# Exam 3: Advanced Data Structures and Algorithms

Distributed: Friday, April 28, 2006
Due: 11:00 a.m., Monday, May 8, 2006
Extensions in extreme circumstances only.

This page may be found online at `http://www.cs.grinnell.edu/~rebelsky/Courses/CS152/2006S/Exams/exam.03.html`.

Contents

## Preliminaries

The instructions on this exam are slightly different than the instructions on the other exam. Those who correctly summarize the differences on the cover page of their exam will earn two extra points on this exam.

There are four problems on the exam. Some problems have subproblems. Those who correctly or mostly-correctly answer four problems will earn an A. Those who correctly or mostly-correctly answer three problems will earn a B. Those who correctly or mostly-correctly answer two problems will earn a C. Those who correctly or mostly-correctly answer one problem will earn a D. Those who fail to answer any problems will earn an F.

Experience shows that different people find different problems complex. Hence, if you get stuck on an early problem, try moving on to another problem and let your subconscious work on the early problem. (You'll also get a better sense of accomplishment if you can find at least one problem that you can solve early.)

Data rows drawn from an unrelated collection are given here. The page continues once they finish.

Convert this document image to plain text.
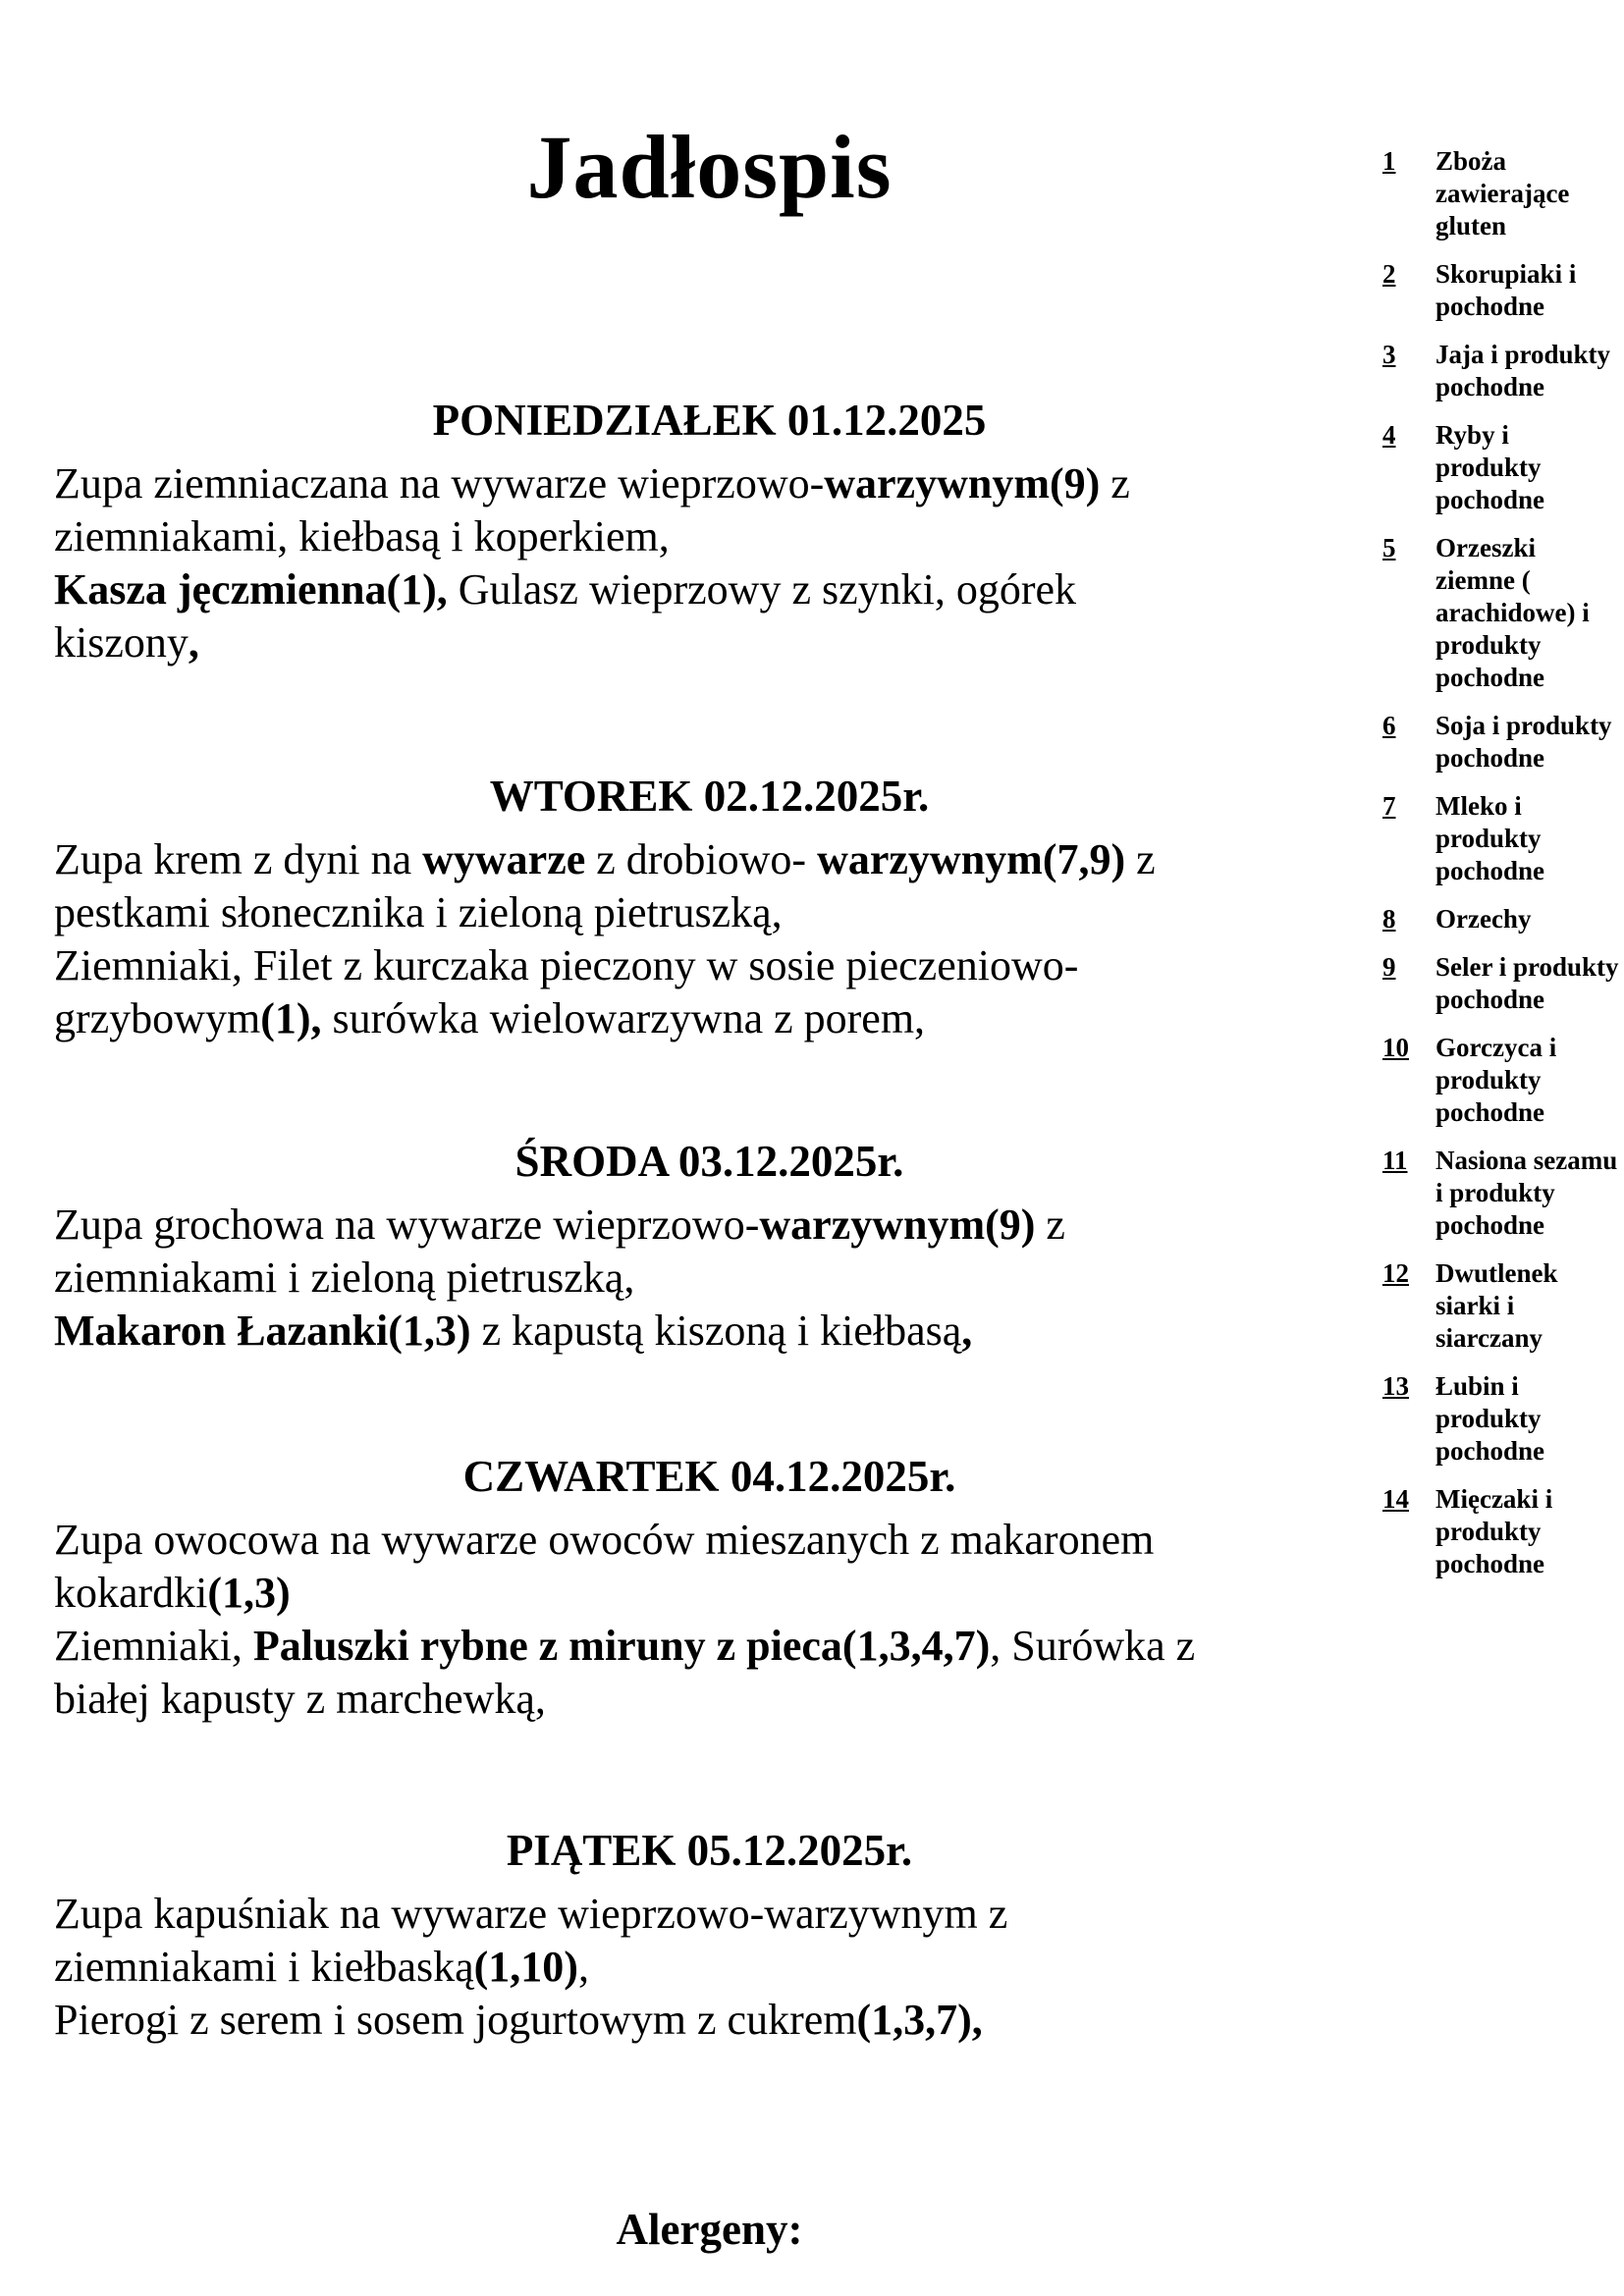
Jadłospis
PONIEDZIAŁEK 01.12.2025
Zupa ziemniaczana na wywarze wieprzowo-warzywnym(9) z
ziemniakami, kiełbasą i koperkiem,
Kasza jęczmienna(1), Gulasz wieprzowy z szynki, ogórek
kiszony,
WTOREK 02.12.2025r.
Zupa krem z dyni na wywarze z drobiowo- warzywnym(7,9) z
pestkami słonecznika i zieloną pietruszką,
Ziemniaki, Filet z kurczaka pieczony w sosie pieczeniowo-
grzybowym(1), surówka wielowarzywna z porem,
ŚRODA 03.12.2025r.
Zupa grochowa na wywarze wieprzowo-warzywnym(9) z
ziemniakami i zieloną pietruszką,
Makaron Łazanki(1,3) z kapustą kiszoną i kiełbasą,
CZWARTEK 04.12.2025r.
Zupa owocowa na wywarze owoców mieszanych z makaronem
kokardki(1,3)
Ziemniaki, Paluszki rybne z miruny z pieca(1,3,4,7), Surówka z
białej kapusty z marchewką,
PIĄTEK 05.12.2025r.
Zupa kapuśniak na wywarze wieprzowo-warzywnym z
ziemniakami i kiełbaską(1,10),
Pierogi z serem i sosem jogurtowym z cukrem(1,3,7),
Alergeny:
1	Zboża zawierające gluten
2	Skorupiaki i pochodne
3	Jaja i produkty pochodne
4	Ryby i produkty pochodne
5	Orzeszki ziemne ( arachidowe) i produkty pochodne
6	Soja i produkty pochodne
7	Mleko i produkty pochodne
8	Orzechy
9	Seler i produkty pochodne
10	Gorczyca i produkty pochodne
11	Nasiona sezamu i produkty pochodne
12	Dwutlenek siarki i siarczany
13	Łubin i produkty pochodne
14	Mięczaki i produkty pochodne
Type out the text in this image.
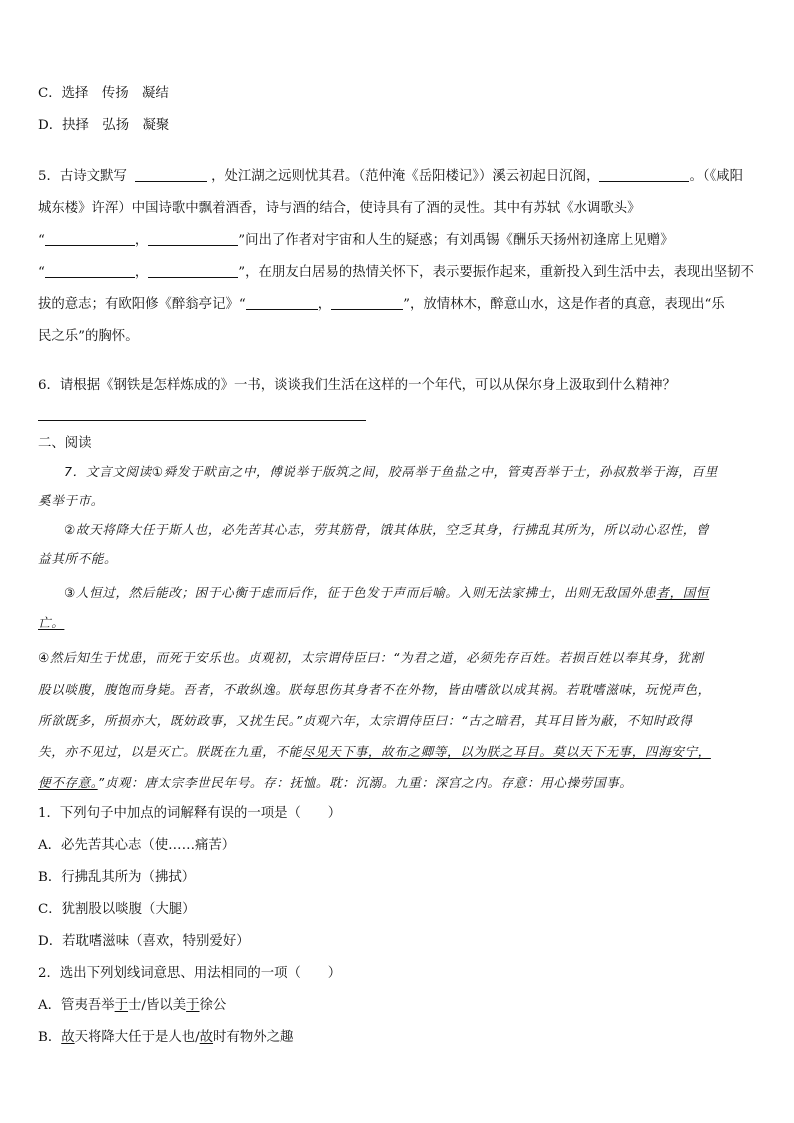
C．选择　传扬　凝结
D．抉择　弘扬　凝聚
5．古诗文默写	，处江湖之远则忧其君。（范仲淹《岳阳楼记》）溪云初起日沉阁，	。（《咸阳
城东楼》许浑）中国诗歌中飘着酒香，诗与酒的结合，使诗具有了酒的灵性。其中有苏轼《水调歌头》
“	，	”问出了作者对宇宙和人生的疑惑；有刘禹锡《酬乐天扬州初逢席上见赠》
“	，	”，在朋友白居易的热情关怀下，表示要振作起来，重新投入到生活中去，表现出坚韧不
拔的意志；有欧阳修《醉翁亭记》“	，	”，放情林木，醉意山水，这是作者的真意，表现出“乐
民之乐”的胸怀。
6．请根据《钢铁是怎样炼成的》一书，谈谈我们生活在这样的一个年代，可以从保尔身上汲取到什么精神？
二、阅读
7．文言文阅读①舜发于畎亩之中，傅说举于版筑之间，胶鬲举于鱼盐之中，管夷吾举于士，孙叔敖举于海，百里
奚举于市。
②故天将降大任于斯人也，必先苦其心志，劳其筋骨，饿其体肤，空乏其身，行拂乱其所为，所以动心忍性，曾
益其所不能。
③人恒过，然后能改；困于心衡于虑而后作，征于色发于声而后喻。入则无法家拂士，出则无敌国外患者，国恒
亡。
④然后知生于忧患，而死于安乐也。贞观初，太宗谓侍臣曰：“为君之道，必须先存百姓。若损百姓以奉其身，犹割
股以啖腹，腹饱而身毙。吾者，不敢纵逸。朕每思伤其身者不在外物，皆由嗜欲以成其祸。若耽嗜滋味，玩悦声色，
所欲既多，所损亦大，既妨政事，又扰生民。”贞观六年，太宗谓侍臣曰：“古之暗君，其耳目皆为蔽，不知时政得
失，亦不见过，以是灭亡。朕既在九重，不能尽见天下事，故布之卿等，以为朕之耳目。莫以天下无事，四海安宁，
便不存意。”贞观：唐太宗李世民年号。存：抚恤。耽：沉溺。九重：深宫之内。存意：用心操劳国事。
1．下列句子中加点的词解释有误的一项是（　　）
A．必先苦其心志（使……痛苦）
B．行拂乱其所为（拂拭）
C．犹割股以啖腹（大腿）
D．若耽嗜滋味（喜欢，特别爱好）
2．选出下列划线词意思、用法相同的一项（　　）
A．管夷吾举于士/皆以美于徐公
B．故天将降大任于是人也/故时有物外之趣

This examination is open book, open notes, open mind, open computer, open Web. However, it is closed person. That means you may not talk to other people about the exam. Other than as restricted by that limitation, you should feel free to use all reasonable resources available to you. As always, you are expected to turn in your own work. If you find ideas in a book or on the Web, be sure to cite them appropriately.

Although you may use the Web for this exam, you may not post your answers to this examination on the Web (at least not until after I return exams to you). And, in case it's not clear, you may not ask others (in person, via email, via IM, by posting a please help message, or in any other way) to put answers on the Web.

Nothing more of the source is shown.